Homemade Italian Sausage Recipe
Ingredients:
2 pounds ground pork (or a mix of pork and beef)
1/4 cup crushed red pepper flakes (adjust to your spice preference)
2 teaspoons fennel seeds (crushed lightly)
2 cloves of fresh garlic, minced
1 teaspoon onion powder
1 tablespoon fresh oregano
1 tablespoon fresh basil
1/2 teaspoon paprika
1/2 teaspoon ground black pepper
1 teaspoon salt (or to taste)
1/4 cup fresh parsley (finely chopped)
1/4 cup grated Parmesan cheese (optional, but adds nice flavor)
1/4 cup white wine (optional, but helps with flavor)
Sausage casings (if you want to stuff them, or you can make bulk sausage patties)
Instructions:
Prepare the Meat:
If you’re using a mix of pork and beef, grind the meat through a meat grinder. If you don’t have a grinder, you can ask your butcher to grind it for you or use pre-ground pork. Make sure the meat is cold for easier grinding.
Mix the Seasonings:
In a large bowl, combine all the spices, herbs, garlic, onion powder, and salt. Mix them thoroughly.
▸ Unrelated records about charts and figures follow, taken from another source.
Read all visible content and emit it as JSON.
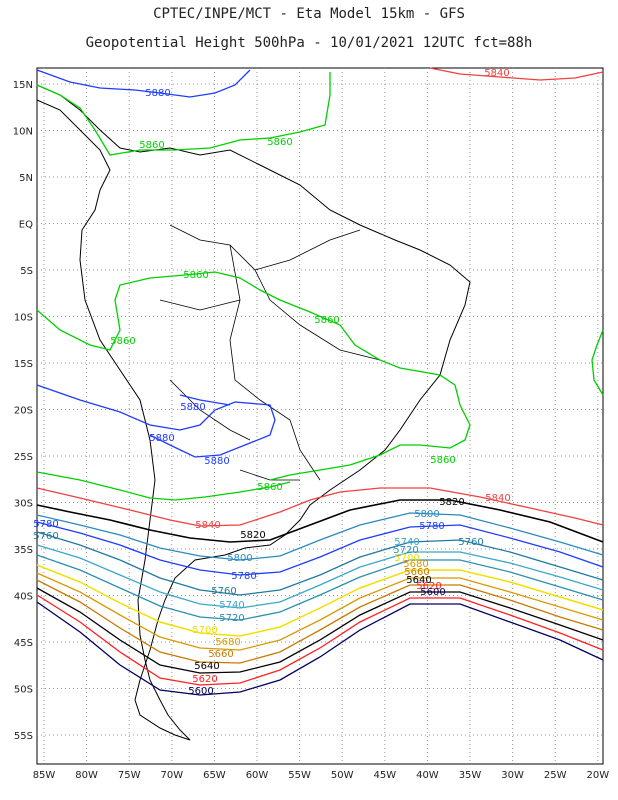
{
  "header": {
    "line1": "CPTEC/INPE/MCT -  Eta Model 15km - GFS",
    "line2": "Geopotential Height 500hPa - 10/01/2021 12UTC fct=88h"
  },
  "axes": {
    "lat_labels": [
      "15N",
      "10N",
      "5N",
      "EQ",
      "5S",
      "10S",
      "15S",
      "20S",
      "25S",
      "30S",
      "35S",
      "40S",
      "45S",
      "50S",
      "55S"
    ],
    "lon_labels": [
      "85W",
      "80W",
      "75W",
      "70W",
      "65W",
      "60W",
      "55W",
      "50W",
      "45W",
      "40W",
      "35W",
      "30W",
      "25W",
      "20W"
    ]
  },
  "contours": [
    {
      "level": "5880",
      "color": "#1e3cff"
    },
    {
      "level": "5860",
      "color": "#00d000"
    },
    {
      "level": "5840",
      "color": "#f04040"
    },
    {
      "level": "5820",
      "color": "#000000"
    },
    {
      "level": "5800",
      "color": "#2a8ac0"
    },
    {
      "level": "5780",
      "color": "#1e3cff"
    },
    {
      "level": "5760",
      "color": "#1f7aa0"
    },
    {
      "level": "5740",
      "color": "#3aa8c8"
    },
    {
      "level": "5720",
      "color": "#2a90b0"
    },
    {
      "level": "5700",
      "color": "#f0e000"
    },
    {
      "level": "5680",
      "color": "#d89a00"
    },
    {
      "level": "5660",
      "color": "#c87a00"
    },
    {
      "level": "5640",
      "color": "#000000"
    },
    {
      "level": "5620",
      "color": "#ff2020"
    },
    {
      "level": "5600",
      "color": "#000060"
    }
  ]
}
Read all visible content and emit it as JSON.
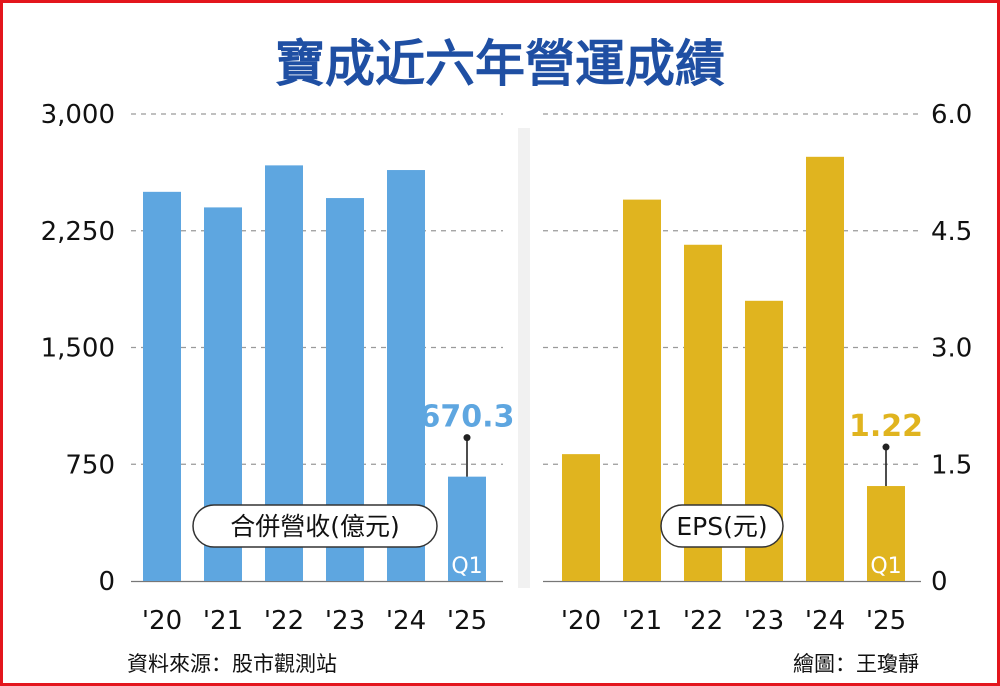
{
  "title": "寶成近六年營運成績",
  "source": "資料來源：股市觀測站",
  "credit": "繪圖：王瓊靜",
  "colors": {
    "revenue": "#5ea6e0",
    "eps": "#e0b41f",
    "title": "#1f4fa3",
    "frame": "#e3161d"
  },
  "chart_data": [
    {
      "type": "bar",
      "label": "合併營收(億元)",
      "categories": [
        "'20",
        "'21",
        "'22",
        "'23",
        "'24",
        "'25"
      ],
      "values": [
        2500,
        2400,
        2670,
        2460,
        2640,
        670.3
      ],
      "ylim": [
        0,
        3000
      ],
      "yticks": [
        "0",
        "750",
        "1,500",
        "2,250",
        "3,000"
      ],
      "yticks_values": [
        0,
        750,
        1500,
        2250,
        3000
      ],
      "annotation": {
        "category": "'25",
        "text": "670.3",
        "tag": "Q1"
      },
      "grid": true
    },
    {
      "type": "bar",
      "label": "EPS(元)",
      "categories": [
        "'20",
        "'21",
        "'22",
        "'23",
        "'24",
        "'25"
      ],
      "values": [
        1.63,
        4.9,
        4.32,
        3.6,
        5.45,
        1.22
      ],
      "ylim": [
        0,
        6.0
      ],
      "yticks": [
        "0",
        "1.5",
        "3.0",
        "4.5",
        "6.0"
      ],
      "yticks_values": [
        0,
        1.5,
        3.0,
        4.5,
        6.0
      ],
      "annotation": {
        "category": "'25",
        "text": "1.22",
        "tag": "Q1"
      },
      "grid": true
    }
  ]
}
Combine Meat and Seasonings:
Add the ground pork (or your meat mix) to the bowl with the seasonings. Use your hands or a spoon to mix it until everything is evenly distributed. If you’re adding wine, add it now and mix it in.
Test the Flavor:
To check the seasoning, cook a small patty of the sausage mix in a skillet. Taste it and adjust seasoning if needed, adding more salt, garlic, or spices as you prefer.
Stuff the Sausage (Optional):
If you’re stuffing the sausage into casings, soak the casings in warm water for about 30 minutes to make them pliable. Then, stuff the sausage mixture into the casings, being careful not to overstuff. Tie off the ends of the casings with butcher’s twine.
Cook the Sausage:
You can cook the sausage in a skillet over medium heat, grill it, or bake it in the oven. For grilling or pan-frying, cook until browned on the outside and the internal temperature reaches 160°F (70°C).
Storage:
You can store uncooked sausage in the fridge for up to 2 days or freeze it for longer storage.
Enjoy your homemade Italian sausage on pasta, in sandwiches, or however you like!